コーヒーポリフェノール(クロロゲン酸)8)
脂肪の消費
コーヒーポリフェノール(クロロゲン酸)を摂取することで脂肪の消費量がアップすることで、内臓脂肪が低減します。
ポリフェノールが多く含まれる食品
代表的なポリフェノールが多く含まれる食品は以下の通りです。
ポリフェノールが多く含まれる食品
- アントシアニン...赤ワイン、ブルーベリー、なす、カシス、ブドウ
- カテキン...緑茶、紅茶
- カカオポリフェノール...ココア、チョコレート
- ルチン...そば、かんきつ類、玉ねぎ
- フェルラ酸...玄米
- イソフラボン...豆類
- クルクミン...ターメリック
- ショウガオール...生姜
- コーヒーポリフェノール...コーヒー
主な食品の100gあたりのポリフェノール含有量は下記のとおりです(グラフ1、表1)。
食品 | 食品100gあたりのポリフェノール含有量(mg) |
---|---|
赤ワイン | 230 |
コーヒー | 200 |
緑茶 | 115 |
紅茶 | 96 |
トマト・野菜ジュース | 69 |
ココア | 62 |
ごぼう | 49 |
ほうれん草 | 42 |
ウーロン茶 | 39 |
豆乳 | 36 |
ブロッコリー | 35 |
フルーツジュース | 34 |
大豆 | 15 |
ブドウ | 12 |
麦茶 | 9 |
ポリフェノールの摂取方法10)
ポリフェノールについては様々な研究が行われています。
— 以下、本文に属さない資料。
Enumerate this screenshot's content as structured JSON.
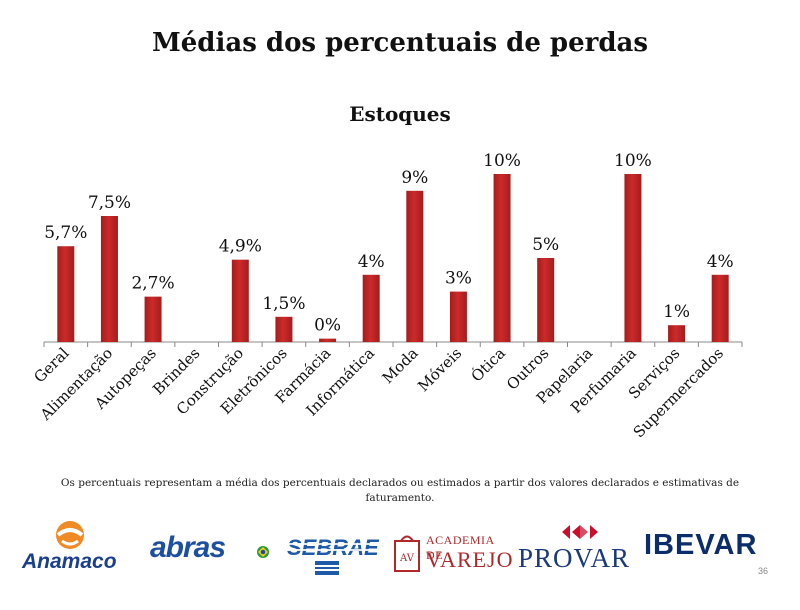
{
  "page": {
    "title": "Médias dos percentuais de perdas",
    "footnote": "Os percentuais representam a média dos percentuais declarados ou estimados a partir dos valores declarados e estimativas de faturamento.",
    "page_number": "36"
  },
  "logos": [
    {
      "name": "anamaco",
      "text": "Anamaco"
    },
    {
      "name": "abras",
      "text": "abras"
    },
    {
      "name": "sebrae",
      "text": "SEBRAE"
    },
    {
      "name": "academia-de-varejo",
      "line1": "ACADEMIA DE",
      "line2": "VAREJO"
    },
    {
      "name": "provar",
      "text": "PROVAR"
    },
    {
      "name": "ibevar",
      "text": "IBEVAR"
    }
  ],
  "colors": {
    "bar": "#cc2a2a",
    "bar_dark": "#a51c1c",
    "axis": "#888888",
    "anamaco_orange": "#f08a24",
    "anamaco_blue": "#1a3f8f",
    "abras_blue": "#1d4fa0",
    "sebrae_blue": "#1e5aa8",
    "varejo_red": "#b0282a",
    "provar_red": "#c8102e",
    "ibevar_blue": "#0b2d6b"
  },
  "chart_data": {
    "type": "bar",
    "title": "Estoques",
    "categories": [
      "Geral",
      "Alimentação",
      "Autopeças",
      "Brindes",
      "Construção",
      "Eletrônicos",
      "Farmácia",
      "Informática",
      "Moda",
      "Móveis",
      "Ótica",
      "Outros",
      "Papelaria",
      "Perfumaria",
      "Serviços",
      "Supermercados"
    ],
    "values": [
      5.7,
      7.5,
      2.7,
      0,
      4.9,
      1.5,
      0.2,
      4,
      9,
      3,
      10,
      5,
      0,
      10,
      1,
      4
    ],
    "labels": [
      "5,7%",
      "7,5%",
      "2,7%",
      "",
      "4,9%",
      "1,5%",
      "0%",
      "4%",
      "9%",
      "3%",
      "10%",
      "5%",
      "",
      "10%",
      "1%",
      "4%"
    ],
    "ylim": [
      0,
      10
    ],
    "xlabel": "",
    "ylabel": "",
    "grid": false,
    "legend": "none"
  }
}
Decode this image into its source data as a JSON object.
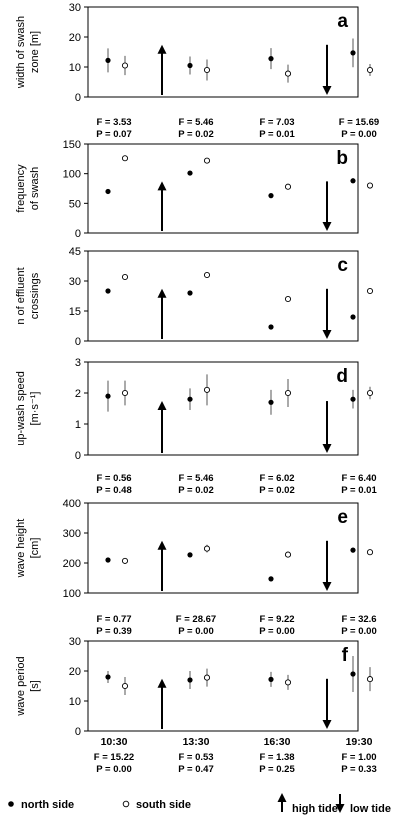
{
  "times": [
    "10:30",
    "13:30",
    "16:30",
    "19:30"
  ],
  "tide_arrows": [
    {
      "position": "between-10:30-13:30",
      "direction": "up"
    },
    {
      "position": "between-16:30-19:30",
      "direction": "down"
    }
  ],
  "legend": {
    "north": "north side",
    "south": "south side",
    "high_tide": "high tide",
    "low_tide": "low tide"
  },
  "chart_data": [
    {
      "type": "scatter",
      "panel_label": "a",
      "ylabel": [
        "width of swash",
        "zone [m]"
      ],
      "ylim": [
        0,
        30
      ],
      "yticks": [
        0,
        10,
        20,
        30
      ],
      "categories": [
        "10:30",
        "13:30",
        "16:30",
        "19:30"
      ],
      "series": [
        {
          "name": "north side",
          "values": [
            12.2,
            10.5,
            12.8,
            14.7
          ],
          "errors": [
            4.0,
            3.0,
            3.5,
            4.8
          ]
        },
        {
          "name": "south side",
          "values": [
            10.5,
            9.0,
            7.8,
            9.0
          ],
          "errors": [
            3.2,
            3.5,
            3.0,
            2.0
          ]
        }
      ],
      "stats": [
        {
          "F": "F = 3.53",
          "P": "P = 0.07"
        },
        {
          "F": "F = 5.46",
          "P": "P = 0.02"
        },
        {
          "F": "F = 7.03",
          "P": "P = 0.01"
        },
        {
          "F": "F = 15.69",
          "P": "P = 0.00"
        }
      ]
    },
    {
      "type": "scatter",
      "panel_label": "b",
      "ylabel": [
        "frequency",
        "of swash"
      ],
      "ylim": [
        0,
        150
      ],
      "yticks": [
        0,
        50,
        100,
        150
      ],
      "categories": [
        "10:30",
        "13:30",
        "16:30",
        "19:30"
      ],
      "series": [
        {
          "name": "north side",
          "values": [
            70,
            101,
            63,
            88
          ],
          "errors": [
            0,
            0,
            0,
            0
          ]
        },
        {
          "name": "south side",
          "values": [
            126,
            122,
            78,
            80
          ],
          "errors": [
            0,
            0,
            0,
            0
          ]
        }
      ],
      "stats": []
    },
    {
      "type": "scatter",
      "panel_label": "c",
      "ylabel": [
        "n of effluent",
        "crossings"
      ],
      "ylim": [
        0,
        45
      ],
      "yticks": [
        0,
        15,
        30,
        45
      ],
      "categories": [
        "10:30",
        "13:30",
        "16:30",
        "19:30"
      ],
      "series": [
        {
          "name": "north side",
          "values": [
            25,
            24,
            7,
            12
          ],
          "errors": [
            0,
            0,
            0,
            0
          ]
        },
        {
          "name": "south side",
          "values": [
            32,
            33,
            21,
            25
          ],
          "errors": [
            0,
            0,
            0,
            0
          ]
        }
      ],
      "stats": []
    },
    {
      "type": "scatter",
      "panel_label": "d",
      "ylabel": [
        "up-wash speed",
        "[m·s⁻¹]"
      ],
      "ylim": [
        0,
        3
      ],
      "yticks": [
        0,
        1,
        2,
        3
      ],
      "categories": [
        "10:30",
        "13:30",
        "16:30",
        "19:30"
      ],
      "series": [
        {
          "name": "north side",
          "values": [
            1.9,
            1.8,
            1.7,
            1.8
          ],
          "errors": [
            0.5,
            0.35,
            0.4,
            0.3
          ]
        },
        {
          "name": "south side",
          "values": [
            2.0,
            2.1,
            2.0,
            2.0
          ],
          "errors": [
            0.4,
            0.5,
            0.45,
            0.2
          ]
        }
      ],
      "stats": [
        {
          "F": "F = 0.56",
          "P": "P = 0.48"
        },
        {
          "F": "F = 5.46",
          "P": "P = 0.02"
        },
        {
          "F": "F = 6.02",
          "P": "P = 0.02"
        },
        {
          "F": "F = 6.40",
          "P": "P = 0.01"
        }
      ]
    },
    {
      "type": "scatter",
      "panel_label": "e",
      "ylabel": [
        "wave height",
        "[cm]"
      ],
      "ylim": [
        100,
        400
      ],
      "yticks": [
        100,
        200,
        300,
        400
      ],
      "categories": [
        "10:30",
        "13:30",
        "16:30",
        "19:30"
      ],
      "series": [
        {
          "name": "north side",
          "values": [
            210,
            227,
            147,
            243
          ],
          "errors": [
            8,
            0,
            0,
            0
          ]
        },
        {
          "name": "south side",
          "values": [
            207,
            248,
            228,
            236
          ],
          "errors": [
            8,
            13,
            0,
            0
          ]
        }
      ],
      "stats": [
        {
          "F": "F = 0.77",
          "P": "P = 0.39"
        },
        {
          "F": "F = 28.67",
          "P": "P = 0.00"
        },
        {
          "F": "F = 9.22",
          "P": "P = 0.00"
        },
        {
          "F": "F = 32.6",
          "P": "P = 0.00"
        }
      ]
    },
    {
      "type": "scatter",
      "panel_label": "f",
      "ylabel": [
        "wave period",
        "[s]"
      ],
      "ylim": [
        0,
        30
      ],
      "yticks": [
        0,
        10,
        20,
        30
      ],
      "categories": [
        "10:30",
        "13:30",
        "16:30",
        "19:30"
      ],
      "series": [
        {
          "name": "north side",
          "values": [
            18,
            17,
            17.2,
            19
          ],
          "errors": [
            2.0,
            3.0,
            2.5,
            6.0
          ]
        },
        {
          "name": "south side",
          "values": [
            15,
            17.8,
            16.2,
            17.3
          ],
          "errors": [
            3.0,
            3.0,
            2.5,
            4.0
          ]
        }
      ],
      "stats": [
        {
          "F": "F = 15.22",
          "P": "P = 0.00"
        },
        {
          "F": "F = 0.53",
          "P": "P = 0.47"
        },
        {
          "F": "F = 1.38",
          "P": "P = 0.25"
        },
        {
          "F": "F = 1.00",
          "P": "P = 0.33"
        }
      ]
    }
  ]
}
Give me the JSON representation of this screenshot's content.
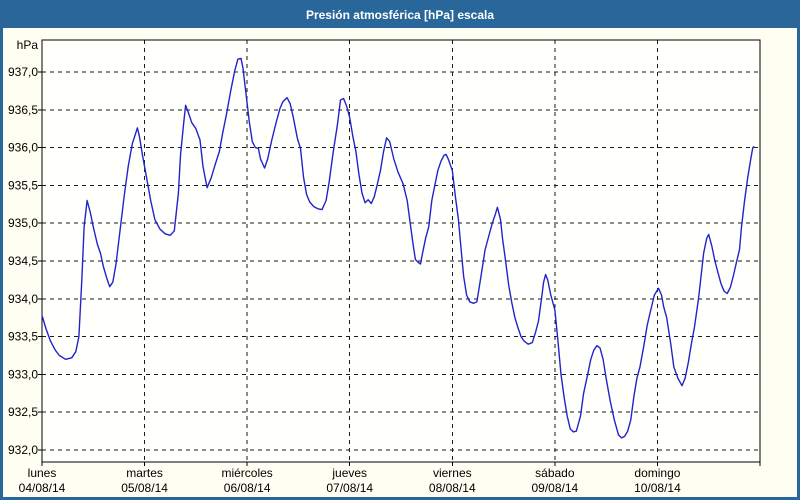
{
  "window": {
    "title": "Presión atmosférica [hPa] escala"
  },
  "colors": {
    "titlebar": "#29679a",
    "panel_border": "#29679a",
    "panel_bg": "#fffef2",
    "plot_bg": "#fffffc",
    "line": "#2323cb",
    "grid": "#1a1a1a",
    "axis": "#000000",
    "title_text": "#ffffff",
    "axis_text": "#000000"
  },
  "chart_data": {
    "type": "line",
    "title": "Presión atmosférica [hPa] escala",
    "grid": "dashed",
    "legend_position": "none",
    "y_axis": {
      "unit_label": "hPa",
      "min": 932.0,
      "max": 937.0,
      "tick_step": 0.5,
      "tick_labels": [
        "937,0",
        "936,5",
        "936,0",
        "935,5",
        "935,0",
        "934,5",
        "934,0",
        "933,5",
        "933,0",
        "932,5",
        "932,0"
      ]
    },
    "x_axis": {
      "days": [
        {
          "name": "lunes",
          "date": "04/08/14"
        },
        {
          "name": "martes",
          "date": "05/08/14"
        },
        {
          "name": "miércoles",
          "date": "06/08/14"
        },
        {
          "name": "jueves",
          "date": "07/08/14"
        },
        {
          "name": "viernes",
          "date": "08/08/14"
        },
        {
          "name": "sábado",
          "date": "09/08/14"
        },
        {
          "name": "domingo",
          "date": "10/08/14"
        }
      ],
      "span_days": 7
    },
    "series": [
      {
        "name": "Presión atmosférica",
        "units": "hPa",
        "points": [
          [
            0.0,
            933.78
          ],
          [
            0.04,
            933.6
          ],
          [
            0.08,
            933.45
          ],
          [
            0.13,
            933.32
          ],
          [
            0.17,
            933.25
          ],
          [
            0.23,
            933.2
          ],
          [
            0.29,
            933.22
          ],
          [
            0.33,
            933.3
          ],
          [
            0.36,
            933.5
          ],
          [
            0.39,
            934.3
          ],
          [
            0.41,
            934.95
          ],
          [
            0.44,
            935.3
          ],
          [
            0.47,
            935.15
          ],
          [
            0.5,
            934.95
          ],
          [
            0.54,
            934.72
          ],
          [
            0.57,
            934.6
          ],
          [
            0.6,
            934.42
          ],
          [
            0.63,
            934.28
          ],
          [
            0.66,
            934.16
          ],
          [
            0.69,
            934.22
          ],
          [
            0.72,
            934.45
          ],
          [
            0.76,
            934.9
          ],
          [
            0.8,
            935.35
          ],
          [
            0.84,
            935.75
          ],
          [
            0.88,
            936.05
          ],
          [
            0.93,
            936.26
          ],
          [
            0.95,
            936.15
          ],
          [
            0.98,
            935.9
          ],
          [
            1.02,
            935.6
          ],
          [
            1.06,
            935.3
          ],
          [
            1.1,
            935.05
          ],
          [
            1.15,
            934.92
          ],
          [
            1.2,
            934.86
          ],
          [
            1.25,
            934.84
          ],
          [
            1.29,
            934.9
          ],
          [
            1.33,
            935.4
          ],
          [
            1.35,
            935.9
          ],
          [
            1.38,
            936.3
          ],
          [
            1.4,
            936.56
          ],
          [
            1.43,
            936.45
          ],
          [
            1.46,
            936.33
          ],
          [
            1.5,
            936.25
          ],
          [
            1.54,
            936.1
          ],
          [
            1.57,
            935.75
          ],
          [
            1.61,
            935.47
          ],
          [
            1.65,
            935.6
          ],
          [
            1.69,
            935.78
          ],
          [
            1.73,
            935.95
          ],
          [
            1.76,
            936.18
          ],
          [
            1.8,
            936.45
          ],
          [
            1.84,
            936.75
          ],
          [
            1.88,
            937.02
          ],
          [
            1.91,
            937.17
          ],
          [
            1.94,
            937.18
          ],
          [
            1.96,
            937.05
          ],
          [
            1.99,
            936.7
          ],
          [
            2.02,
            936.35
          ],
          [
            2.05,
            936.08
          ],
          [
            2.08,
            936.0
          ],
          [
            2.11,
            935.99
          ],
          [
            2.13,
            935.85
          ],
          [
            2.17,
            935.73
          ],
          [
            2.2,
            935.85
          ],
          [
            2.24,
            936.1
          ],
          [
            2.28,
            936.32
          ],
          [
            2.32,
            936.52
          ],
          [
            2.35,
            936.61
          ],
          [
            2.39,
            936.66
          ],
          [
            2.42,
            936.58
          ],
          [
            2.45,
            936.4
          ],
          [
            2.49,
            936.12
          ],
          [
            2.52,
            935.99
          ],
          [
            2.55,
            935.6
          ],
          [
            2.58,
            935.38
          ],
          [
            2.61,
            935.28
          ],
          [
            2.65,
            935.22
          ],
          [
            2.69,
            935.19
          ],
          [
            2.73,
            935.18
          ],
          [
            2.77,
            935.3
          ],
          [
            2.8,
            935.55
          ],
          [
            2.84,
            935.95
          ],
          [
            2.88,
            936.3
          ],
          [
            2.91,
            936.63
          ],
          [
            2.94,
            936.65
          ],
          [
            2.97,
            936.55
          ],
          [
            3.0,
            936.4
          ],
          [
            3.03,
            936.15
          ],
          [
            3.06,
            935.95
          ],
          [
            3.09,
            935.65
          ],
          [
            3.12,
            935.4
          ],
          [
            3.15,
            935.27
          ],
          [
            3.18,
            935.31
          ],
          [
            3.21,
            935.26
          ],
          [
            3.24,
            935.35
          ],
          [
            3.27,
            935.52
          ],
          [
            3.3,
            935.7
          ],
          [
            3.33,
            935.95
          ],
          [
            3.36,
            936.13
          ],
          [
            3.39,
            936.08
          ],
          [
            3.43,
            935.85
          ],
          [
            3.47,
            935.68
          ],
          [
            3.52,
            935.52
          ],
          [
            3.56,
            935.3
          ],
          [
            3.59,
            935.0
          ],
          [
            3.62,
            934.7
          ],
          [
            3.64,
            934.52
          ],
          [
            3.67,
            934.48
          ],
          [
            3.69,
            934.46
          ],
          [
            3.71,
            934.6
          ],
          [
            3.74,
            934.8
          ],
          [
            3.77,
            934.95
          ],
          [
            3.8,
            935.3
          ],
          [
            3.83,
            935.5
          ],
          [
            3.86,
            935.7
          ],
          [
            3.89,
            935.82
          ],
          [
            3.92,
            935.9
          ],
          [
            3.94,
            935.91
          ],
          [
            3.96,
            935.85
          ],
          [
            4.0,
            935.7
          ],
          [
            4.03,
            935.35
          ],
          [
            4.06,
            935.05
          ],
          [
            4.09,
            934.6
          ],
          [
            4.11,
            934.3
          ],
          [
            4.14,
            934.05
          ],
          [
            4.17,
            933.96
          ],
          [
            4.21,
            933.94
          ],
          [
            4.24,
            933.96
          ],
          [
            4.28,
            934.3
          ],
          [
            4.32,
            934.65
          ],
          [
            4.36,
            934.85
          ],
          [
            4.39,
            935.0
          ],
          [
            4.42,
            935.12
          ],
          [
            4.44,
            935.21
          ],
          [
            4.47,
            935.05
          ],
          [
            4.49,
            934.8
          ],
          [
            4.52,
            934.5
          ],
          [
            4.55,
            934.18
          ],
          [
            4.58,
            933.95
          ],
          [
            4.61,
            933.75
          ],
          [
            4.64,
            933.62
          ],
          [
            4.67,
            933.5
          ],
          [
            4.7,
            933.44
          ],
          [
            4.74,
            933.4
          ],
          [
            4.78,
            933.42
          ],
          [
            4.81,
            933.55
          ],
          [
            4.84,
            933.7
          ],
          [
            4.87,
            934.0
          ],
          [
            4.89,
            934.22
          ],
          [
            4.91,
            934.32
          ],
          [
            4.93,
            934.25
          ],
          [
            4.96,
            934.05
          ],
          [
            5.0,
            933.85
          ],
          [
            5.03,
            933.45
          ],
          [
            5.06,
            933.0
          ],
          [
            5.09,
            932.7
          ],
          [
            5.12,
            932.45
          ],
          [
            5.15,
            932.28
          ],
          [
            5.18,
            932.24
          ],
          [
            5.21,
            932.25
          ],
          [
            5.25,
            932.45
          ],
          [
            5.28,
            932.75
          ],
          [
            5.32,
            933.0
          ],
          [
            5.35,
            933.2
          ],
          [
            5.38,
            933.32
          ],
          [
            5.41,
            933.38
          ],
          [
            5.44,
            933.35
          ],
          [
            5.47,
            933.2
          ],
          [
            5.5,
            932.95
          ],
          [
            5.54,
            932.65
          ],
          [
            5.58,
            932.4
          ],
          [
            5.62,
            932.2
          ],
          [
            5.65,
            932.16
          ],
          [
            5.68,
            932.18
          ],
          [
            5.71,
            932.25
          ],
          [
            5.74,
            932.4
          ],
          [
            5.77,
            932.7
          ],
          [
            5.8,
            932.95
          ],
          [
            5.83,
            933.1
          ],
          [
            5.87,
            933.4
          ],
          [
            5.9,
            933.65
          ],
          [
            5.93,
            933.82
          ],
          [
            5.97,
            934.05
          ],
          [
            6.01,
            934.14
          ],
          [
            6.04,
            934.05
          ],
          [
            6.06,
            933.9
          ],
          [
            6.09,
            933.75
          ],
          [
            6.13,
            933.4
          ],
          [
            6.16,
            933.1
          ],
          [
            6.2,
            932.95
          ],
          [
            6.24,
            932.85
          ],
          [
            6.27,
            932.95
          ],
          [
            6.3,
            933.15
          ],
          [
            6.33,
            933.4
          ],
          [
            6.36,
            933.62
          ],
          [
            6.4,
            934.0
          ],
          [
            6.43,
            934.35
          ],
          [
            6.45,
            934.6
          ],
          [
            6.48,
            934.8
          ],
          [
            6.5,
            934.85
          ],
          [
            6.53,
            934.7
          ],
          [
            6.56,
            934.5
          ],
          [
            6.59,
            934.35
          ],
          [
            6.62,
            934.2
          ],
          [
            6.65,
            934.1
          ],
          [
            6.68,
            934.07
          ],
          [
            6.71,
            934.15
          ],
          [
            6.74,
            934.3
          ],
          [
            6.77,
            934.48
          ],
          [
            6.8,
            934.65
          ],
          [
            6.82,
            934.95
          ],
          [
            6.85,
            935.3
          ],
          [
            6.88,
            935.6
          ],
          [
            6.91,
            935.85
          ],
          [
            6.93,
            936.0
          ],
          [
            6.94,
            936.01
          ]
        ]
      }
    ]
  }
}
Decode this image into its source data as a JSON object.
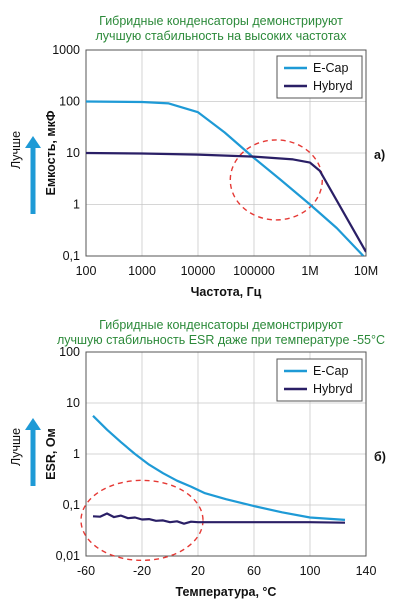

しかしながらポリフェノールの有効性や安全性については、信頼できる十分な情報が見当たりません。また、1日あたりのポリフェノールの摂取量について厳密な基準はなく、日本人の食事摂取基準2020ではポリフェノールの目安量は記載されていません。今後の研究の進展が待たれるところです。
健康のためにポリフェノールを含む食品を摂取する際には、過剰な量の摂取は避け、適切な量を摂取するように心がけましょう。また、ポリフェノールを含む様々な食品から摂取することは栄養バランスの観点においても大切です。
また、ポリフェノールは水に溶けやすい性質です。そのため、比較的短時間で作用しますが、長期間効果が持続しません。毎日こまめに摂取することが効果的です。
参考文献
- 「チョコレート摂取による健康効果に関する実証研究」についての報告会が開催されました 愛知学院大学
- Fukushima Y et al., J Agric Food Chem 2009; 57: 1253-59.